L’AEA ha pubblicato sul tema il suo ultimo briefing, ‘Esportazioni UE di tessuti usati nell’economia circolare europea’, basato sull’analisi dettagliata prodotta dal Centro tematico europeo dell’economia circolare e dell’uso delle risorse dell’Agenzia stessa.
Entro il 2025 gli Stati membri dell’Unione dovranno essere in grado di raccogliere e differenziare i propri rifiuti tessili, superando i numerosi scogli oggi rappresentati dai limiti del sistema UE di riutilizzo e riciclaggio, che spinge a esportare grandi quantità di scarti verso l’Africa o l’Asia, secondo un’errata – o parziale – convinzione che si tratti sempre di operazioni utili innanzitutto ai luoghi destinatari dei flussi.

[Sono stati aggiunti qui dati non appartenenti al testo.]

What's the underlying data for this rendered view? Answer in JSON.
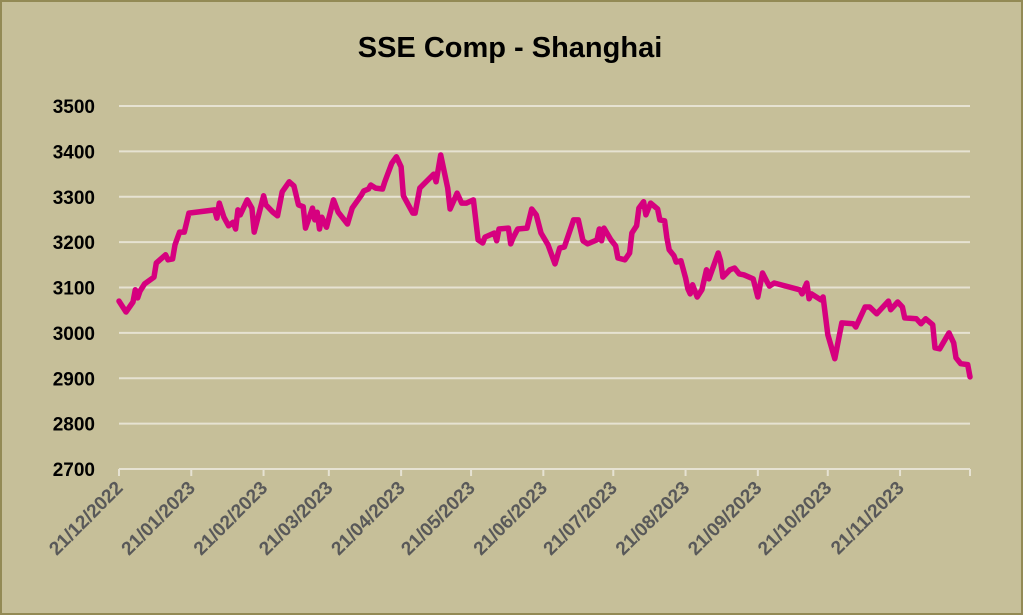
{
  "colors": {
    "background": "#c6bf99",
    "border": "#938a55",
    "line": "#d6007f",
    "grid": "#e6e2d2"
  },
  "chart_data": {
    "type": "line",
    "title": "SSE Comp - Shanghai",
    "xlabel": "",
    "ylabel": "",
    "ylim": [
      2700,
      3500
    ],
    "yticks": [
      2700,
      2800,
      2900,
      3000,
      3100,
      3200,
      3300,
      3400,
      3500
    ],
    "x_unit": "days since 21/12/2022",
    "xlim": [
      0,
      365
    ],
    "xticks": [
      {
        "day": 0,
        "label": "21/12/2022"
      },
      {
        "day": 31,
        "label": "21/01/2023"
      },
      {
        "day": 62,
        "label": "21/02/2023"
      },
      {
        "day": 90,
        "label": "21/03/2023"
      },
      {
        "day": 121,
        "label": "21/04/2023"
      },
      {
        "day": 151,
        "label": "21/05/2023"
      },
      {
        "day": 182,
        "label": "21/06/2023"
      },
      {
        "day": 212,
        "label": "21/07/2023"
      },
      {
        "day": 243,
        "label": "21/08/2023"
      },
      {
        "day": 274,
        "label": "21/09/2023"
      },
      {
        "day": 304,
        "label": "21/10/2023"
      },
      {
        "day": 335,
        "label": "21/11/2023"
      },
      {
        "day": 365,
        "label": ""
      }
    ],
    "grid": true,
    "legend": "none",
    "series": [
      {
        "name": "SSE Comp - Shanghai",
        "points": [
          [
            0,
            3070
          ],
          [
            3,
            3046
          ],
          [
            6,
            3068
          ],
          [
            7,
            3095
          ],
          [
            8,
            3077
          ],
          [
            9,
            3092
          ],
          [
            11,
            3108
          ],
          [
            15,
            3123
          ],
          [
            16,
            3154
          ],
          [
            20,
            3172
          ],
          [
            21,
            3161
          ],
          [
            23,
            3163
          ],
          [
            24,
            3194
          ],
          [
            26,
            3222
          ],
          [
            28,
            3222
          ],
          [
            30,
            3264
          ],
          [
            41,
            3271
          ],
          [
            42,
            3253
          ],
          [
            43,
            3286
          ],
          [
            45,
            3255
          ],
          [
            47,
            3236
          ],
          [
            49,
            3244
          ],
          [
            50,
            3229
          ],
          [
            51,
            3271
          ],
          [
            52,
            3260
          ],
          [
            55,
            3293
          ],
          [
            57,
            3275
          ],
          [
            58,
            3222
          ],
          [
            62,
            3302
          ],
          [
            63,
            3282
          ],
          [
            66,
            3266
          ],
          [
            68,
            3258
          ],
          [
            70,
            3311
          ],
          [
            73,
            3333
          ],
          [
            75,
            3324
          ],
          [
            77,
            3282
          ],
          [
            79,
            3278
          ],
          [
            80,
            3231
          ],
          [
            83,
            3275
          ],
          [
            84,
            3249
          ],
          [
            85,
            3266
          ],
          [
            86,
            3229
          ],
          [
            87,
            3255
          ],
          [
            89,
            3233
          ],
          [
            92,
            3293
          ],
          [
            94,
            3266
          ],
          [
            98,
            3240
          ],
          [
            100,
            3275
          ],
          [
            104,
            3304
          ],
          [
            105,
            3313
          ],
          [
            107,
            3317
          ],
          [
            108,
            3326
          ],
          [
            110,
            3319
          ],
          [
            113,
            3317
          ],
          [
            114,
            3333
          ],
          [
            117,
            3374
          ],
          [
            119,
            3388
          ],
          [
            121,
            3366
          ],
          [
            122,
            3302
          ],
          [
            126,
            3264
          ],
          [
            127,
            3264
          ],
          [
            129,
            3319
          ],
          [
            135,
            3350
          ],
          [
            136,
            3333
          ],
          [
            138,
            3392
          ],
          [
            141,
            3319
          ],
          [
            142,
            3273
          ],
          [
            145,
            3308
          ],
          [
            147,
            3286
          ],
          [
            149,
            3286
          ],
          [
            152,
            3293
          ],
          [
            154,
            3205
          ],
          [
            156,
            3198
          ],
          [
            157,
            3211
          ],
          [
            161,
            3220
          ],
          [
            162,
            3203
          ],
          [
            163,
            3229
          ],
          [
            167,
            3231
          ],
          [
            168,
            3196
          ],
          [
            169,
            3209
          ],
          [
            171,
            3229
          ],
          [
            175,
            3231
          ],
          [
            177,
            3273
          ],
          [
            179,
            3260
          ],
          [
            181,
            3220
          ],
          [
            184,
            3194
          ],
          [
            187,
            3152
          ],
          [
            189,
            3187
          ],
          [
            191,
            3189
          ],
          [
            195,
            3249
          ],
          [
            197,
            3249
          ],
          [
            199,
            3203
          ],
          [
            201,
            3196
          ],
          [
            205,
            3205
          ],
          [
            206,
            3229
          ],
          [
            207,
            3203
          ],
          [
            208,
            3231
          ],
          [
            211,
            3205
          ],
          [
            213,
            3192
          ],
          [
            214,
            3165
          ],
          [
            217,
            3161
          ],
          [
            219,
            3176
          ],
          [
            220,
            3220
          ],
          [
            222,
            3236
          ],
          [
            223,
            3275
          ],
          [
            225,
            3289
          ],
          [
            226,
            3260
          ],
          [
            228,
            3286
          ],
          [
            231,
            3273
          ],
          [
            232,
            3249
          ],
          [
            234,
            3247
          ],
          [
            235,
            3209
          ],
          [
            236,
            3183
          ],
          [
            238,
            3170
          ],
          [
            239,
            3156
          ],
          [
            241,
            3159
          ],
          [
            243,
            3121
          ],
          [
            244,
            3097
          ],
          [
            245,
            3086
          ],
          [
            246,
            3106
          ],
          [
            248,
            3079
          ],
          [
            250,
            3095
          ],
          [
            252,
            3139
          ],
          [
            253,
            3119
          ],
          [
            257,
            3176
          ],
          [
            258,
            3159
          ],
          [
            259,
            3123
          ],
          [
            262,
            3139
          ],
          [
            264,
            3143
          ],
          [
            266,
            3130
          ],
          [
            268,
            3128
          ],
          [
            272,
            3119
          ],
          [
            274,
            3079
          ],
          [
            276,
            3132
          ],
          [
            278,
            3112
          ],
          [
            279,
            3103
          ],
          [
            281,
            3110
          ],
          [
            292,
            3095
          ],
          [
            293,
            3086
          ],
          [
            295,
            3110
          ],
          [
            296,
            3075
          ],
          [
            297,
            3086
          ],
          [
            301,
            3073
          ],
          [
            302,
            3079
          ],
          [
            304,
            2996
          ],
          [
            307,
            2943
          ],
          [
            310,
            3022
          ],
          [
            315,
            3020
          ],
          [
            316,
            3013
          ],
          [
            320,
            3057
          ],
          [
            322,
            3057
          ],
          [
            325,
            3042
          ],
          [
            330,
            3070
          ],
          [
            331,
            3051
          ],
          [
            334,
            3068
          ],
          [
            336,
            3057
          ],
          [
            337,
            3033
          ],
          [
            342,
            3031
          ],
          [
            344,
            3020
          ],
          [
            346,
            3031
          ],
          [
            349,
            3018
          ],
          [
            350,
            2967
          ],
          [
            352,
            2965
          ],
          [
            356,
            3000
          ],
          [
            358,
            2978
          ],
          [
            359,
            2945
          ],
          [
            361,
            2932
          ],
          [
            364,
            2930
          ],
          [
            365,
            2903
          ]
        ]
      }
    ]
  }
}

Il documento spiega che, guardando a modelli e tendenze tra il 2000 e il 2019, una volta giunti a destinazione non sappiamo con certezza quale destino tocchi ai rifiuti tessili.
Il briefing mostra il modo in cui l’Europa ha fino a ora affrontato le sfide relative al riciclo dei rifiuti tessili e ribadisce quanto già affermato nella strategie UE sui tessuti sostenibili e circolari pubblicata a marzo 2022: la sfida legata alle esportazioni è una priorità e va affrontata con urgenza.
Negli ultimi vent’anni l’esportazione di tessili usati dall’Unione Europea è triplicata, passando dalle 550.000 tonnellate del 2000 alle quasi 1,7 milioni di tonnellate del 2019, anno nel quale abbiamo esportato la media di 3,8 chili di rifiuti tessili per ogni cittadino UE: il 25% dei 15 kg che usiamo ogni anno.
Sempre nel 2019, quasi la metà (il 46%) dei tessuti è stata esportata in Africa, dove i tessili sono stati utilizzati per lo più per il riutilizzo locale data l’alta domanda di vestiti economici usati. Tutto ciò che non era adatto o adattabile ai meccanismi di riutilizzo è finito in discarica o nei flussi di smaltimento informale. Un’altra parte sostanziosa dei nostri rifiuti tessili (il 41%) è stata invece esportata in Asia, in aree specificamente impegnate allo smistamento e alla rilavorazione, che li trasforma in stracci industriali o li riesporta per il riutilizzo, in altri paesi asiatici o in Africa.
Anche in questo caso, avverte l’Agenzia, è probabile che quanto non sia riciclato o esportato finisca in discarica.
Non sempre le fibre biologiche rappresentano un’alternativa sostenibile di un ciclo che prevede un ampio utilizzo della discarica come quello dello smaltimento di rifiuti tessili: secondo una nuova relazione tecnica del Centro tematico europeo per l’Economia Circolare e l’uso delle risorse, bisogna adottare un approccio di cautela. Le fibre biologiche hanno certamente un ruolo nella riduzione dell’utilizzo della plastica fossile ma possono generare altre pressioni ambientali, come il consumo d’acqua e di suolo, la deforestazione e il rilascio di microfibre, oltre che divenire in ogni caso dei rifiuti da inserire in un quadro di circolarità.